I guess my use cases are different. My organization wants idle logins
to time out in a shortish period of time so people don't leave the
site logged in and then somebody else comes to the computer and starts
using their privileges. So the time limit for an idle login and an
idle session is about the same (e.g., 15 minutes, 1 hour, 4 hours, 8
hours depending on how strict and inconveniencing we want to be.) and
I don't see why they can't be the same. And if the session gets lost
for some other reason along the way, well, that's one of the basic
weaknesses of the web.
> AuthTkt can’t be merged with the CookieSessionFactory stuff because AuthTkt as a policy is meant to work together with Apache’s AuthTkt module or any other code using AuthTkt. It is a lot like using JWT. It allows a single server (the authentication server) to sign and provide the user with a “token” they can use to authenticate against a different server/endpoint with that “token” and that other server doesn’t have to do any checking other than verifying the signature that yes the user is authenticated.
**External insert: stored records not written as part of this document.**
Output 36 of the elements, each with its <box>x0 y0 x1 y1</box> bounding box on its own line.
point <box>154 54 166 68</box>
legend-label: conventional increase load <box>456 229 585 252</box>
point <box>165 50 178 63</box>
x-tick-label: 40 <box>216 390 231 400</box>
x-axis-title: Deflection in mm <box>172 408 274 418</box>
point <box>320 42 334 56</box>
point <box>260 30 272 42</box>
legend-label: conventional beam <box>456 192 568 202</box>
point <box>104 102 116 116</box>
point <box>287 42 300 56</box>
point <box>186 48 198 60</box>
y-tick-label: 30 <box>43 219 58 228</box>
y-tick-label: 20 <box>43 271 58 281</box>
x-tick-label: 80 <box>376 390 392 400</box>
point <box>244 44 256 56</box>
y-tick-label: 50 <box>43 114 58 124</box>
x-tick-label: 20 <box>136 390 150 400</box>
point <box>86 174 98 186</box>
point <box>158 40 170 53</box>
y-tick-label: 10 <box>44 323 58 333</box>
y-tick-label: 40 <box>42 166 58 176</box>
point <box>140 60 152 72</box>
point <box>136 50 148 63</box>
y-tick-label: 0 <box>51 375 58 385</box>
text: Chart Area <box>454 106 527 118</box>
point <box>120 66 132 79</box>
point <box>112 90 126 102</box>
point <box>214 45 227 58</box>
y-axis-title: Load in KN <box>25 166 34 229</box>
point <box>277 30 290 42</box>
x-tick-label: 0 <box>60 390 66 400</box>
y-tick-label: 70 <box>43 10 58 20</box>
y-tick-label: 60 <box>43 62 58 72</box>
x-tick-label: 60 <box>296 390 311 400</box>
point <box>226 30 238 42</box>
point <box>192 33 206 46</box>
I don't know how to set up multi-platform auth tokens, if ti goes
beyond just sharing the cookie. Athough our organization wants to move
to an OAuth server (which they don't have yet although they have a
limited one) so that will be kind of like a ticket. Another group has
a Django app that has OAuth, so I figure when they get it set up with
the central server they can show me how.
How do you tell AuthTktAuthenticationFactory which foreign tokens to
honor, if Apache or a central server sets one?
> However this has the flaw, as you saw that you can’t expire the authentication server side, you have to trust that the client listened when you asked them to remove the “token” and no longer use it to connect to a server.
>
> Besides JWT being an incredibly complex standard that every so often you read about yet another library that implemented it poorly (and thus leading to security issues) it has the same flaws as AuthTkt.
>
> pyramid_authsanity is my auth policy that tries to fix some of these issues. It can use the existing session, or another cookie, or even authorization header, and does server side checking that the ticket in the token has not expired or been removed. This allows for example a single user logged in from 3 different locations to easily de-authenticate the two other locations by clicking a button to remove some entries from the database.
>
> Using SessionAuthenticationFactory with a server side session implementation is slightly more secure, however the default session implementation which stores sessions in cookies (and thus has no server side state at all) has the same issues as AuthTkt in that expiration of the cookie is something the client has to abide by.
I'm using 'pyramid_redis_sessions'. I can't guarantee that session
values will fit within cookie limits, because one application stores
all the search result IDs to page through them and there could be five
thousand. Although that application is still in Pylons. Still, I think
the cookie-value limit is too low for many session use cases. I think
I'll go back to SessionAuthenticationFactory.